Because of the suicide rate increase among veterinarians, the 'Not One More Vet' group was formed. The Facebook group is meant to serve as a space where veterinarians can talk to someone who is also in the field and might know what they are going through.

Melanie Goble, who sits on the board for the 'Not One More Vet' group said she's heard from veterinarians from across the country.

"Sometimes it's hey, this situation happened how should I handle it. what did i do wrong, how can I improve, sometimes it is my relationships outside of veterinary medicine are falling apart, I don't know what to do, how do I deal with it," said Goble.

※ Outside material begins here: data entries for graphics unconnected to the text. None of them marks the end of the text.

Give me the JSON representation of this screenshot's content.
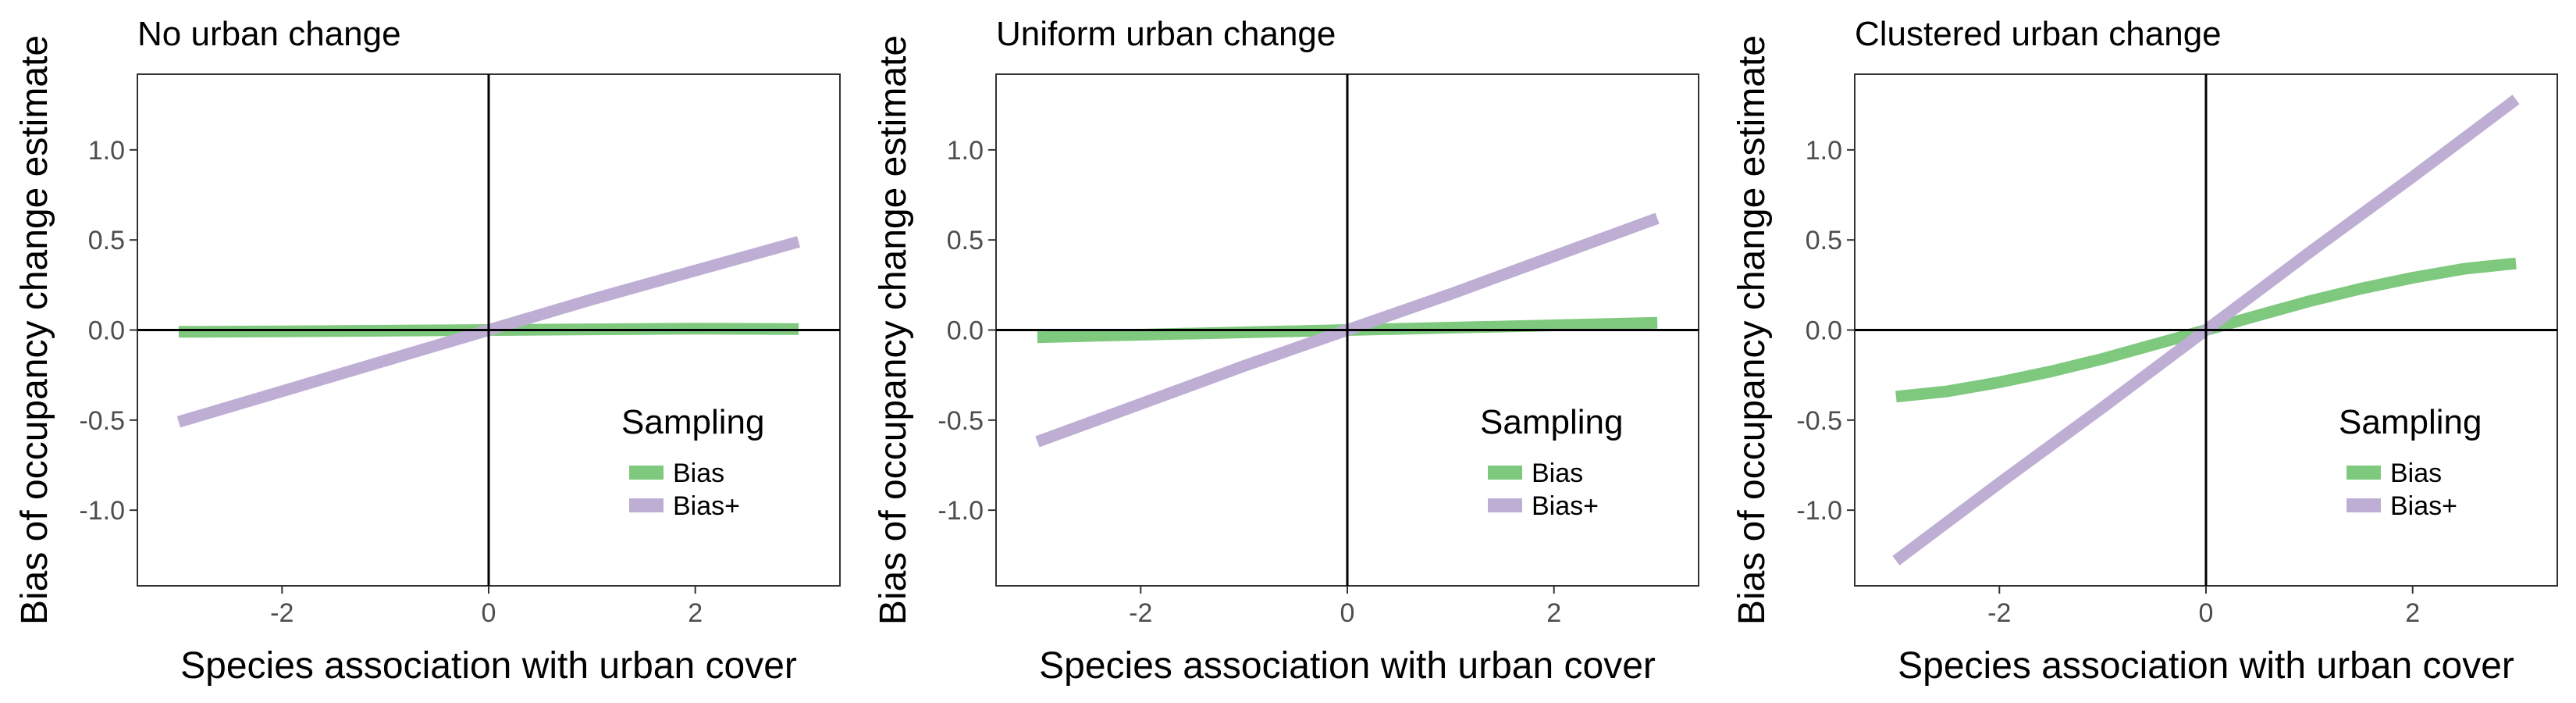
{
  "chart_data": [
    {
      "type": "line",
      "title": "No urban change",
      "xlabel": "Species association with urban cover",
      "ylabel": "Bias of occupancy change estimate",
      "xlim": [
        -3.4,
        3.4
      ],
      "ylim": [
        -1.42,
        1.42
      ],
      "x_ticks": [
        -2,
        0,
        2
      ],
      "x_tick_labels": [
        "-2",
        "0",
        "2"
      ],
      "y_ticks": [
        -1.0,
        -0.5,
        0.0,
        0.5,
        1.0
      ],
      "y_tick_labels": [
        "-1.0",
        "-0.5",
        "0.0",
        "0.5",
        "1.0"
      ],
      "grid": false,
      "reference_lines": {
        "x": 0,
        "y": 0
      },
      "legend": {
        "title": "Sampling",
        "position": "bottom-right"
      },
      "series": [
        {
          "name": "Bias",
          "color": "#7fc97f",
          "x": [
            -3,
            -2,
            -1,
            0,
            1,
            2,
            3
          ],
          "y": [
            -0.01,
            -0.008,
            -0.004,
            0.0,
            0.004,
            0.008,
            0.005
          ]
        },
        {
          "name": "Bias+",
          "color": "#beaed4",
          "x": [
            -3,
            -2,
            -1,
            0,
            1,
            2,
            3
          ],
          "y": [
            -0.51,
            -0.34,
            -0.17,
            0.0,
            0.17,
            0.33,
            0.49
          ]
        }
      ]
    },
    {
      "type": "line",
      "title": "Uniform urban change",
      "xlabel": "Species association with urban cover",
      "ylabel": "Bias of occupancy change estimate",
      "xlim": [
        -3.4,
        3.4
      ],
      "ylim": [
        -1.42,
        1.42
      ],
      "x_ticks": [
        -2,
        0,
        2
      ],
      "x_tick_labels": [
        "-2",
        "0",
        "2"
      ],
      "y_ticks": [
        -1.0,
        -0.5,
        0.0,
        0.5,
        1.0
      ],
      "y_tick_labels": [
        "-1.0",
        "-0.5",
        "0.0",
        "0.5",
        "1.0"
      ],
      "grid": false,
      "reference_lines": {
        "x": 0,
        "y": 0
      },
      "legend": {
        "title": "Sampling",
        "position": "bottom-right"
      },
      "series": [
        {
          "name": "Bias",
          "color": "#7fc97f",
          "x": [
            -3,
            -2,
            -1,
            0,
            1,
            2,
            3
          ],
          "y": [
            -0.04,
            -0.026,
            -0.013,
            0.0,
            0.013,
            0.026,
            0.04
          ]
        },
        {
          "name": "Bias+",
          "color": "#beaed4",
          "x": [
            -3,
            -2,
            -1,
            0,
            1,
            2,
            3
          ],
          "y": [
            -0.62,
            -0.41,
            -0.2,
            0.0,
            0.2,
            0.41,
            0.62
          ]
        }
      ]
    },
    {
      "type": "line",
      "title": "Clustered urban change",
      "xlabel": "Species association with urban cover",
      "ylabel": "Bias of occupancy change estimate",
      "xlim": [
        -3.4,
        3.4
      ],
      "ylim": [
        -1.42,
        1.42
      ],
      "x_ticks": [
        -2,
        0,
        2
      ],
      "x_tick_labels": [
        "-2",
        "0",
        "2"
      ],
      "y_ticks": [
        -1.0,
        -0.5,
        0.0,
        0.5,
        1.0
      ],
      "y_tick_labels": [
        "-1.0",
        "-0.5",
        "0.0",
        "0.5",
        "1.0"
      ],
      "grid": false,
      "reference_lines": {
        "x": 0,
        "y": 0
      },
      "legend": {
        "title": "Sampling",
        "position": "bottom-right"
      },
      "series": [
        {
          "name": "Bias",
          "color": "#7fc97f",
          "x": [
            -3,
            -2.5,
            -2,
            -1.5,
            -1,
            -0.5,
            0,
            0.5,
            1,
            1.5,
            2,
            2.5,
            3
          ],
          "y": [
            -0.37,
            -0.34,
            -0.29,
            -0.23,
            -0.16,
            -0.08,
            0.0,
            0.08,
            0.16,
            0.23,
            0.29,
            0.34,
            0.37
          ]
        },
        {
          "name": "Bias+",
          "color": "#beaed4",
          "x": [
            -3,
            -2,
            -1,
            0,
            1,
            2,
            3
          ],
          "y": [
            -1.28,
            -0.85,
            -0.43,
            0.0,
            0.43,
            0.85,
            1.28
          ]
        }
      ]
    }
  ]
}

Blue Pearl Veterinary, which has five hospitals in Arizona, is also working on tackling mental health problems by having social workers in their hospitals.

“We’re developing a regional social work structure, which means each region where our hospitals are located will have their own social workers," said Lori Harbert.

Harbert said Blue Pearl is currently working on hiring social workers but they expect to have them trained and in their hospitals within the next year.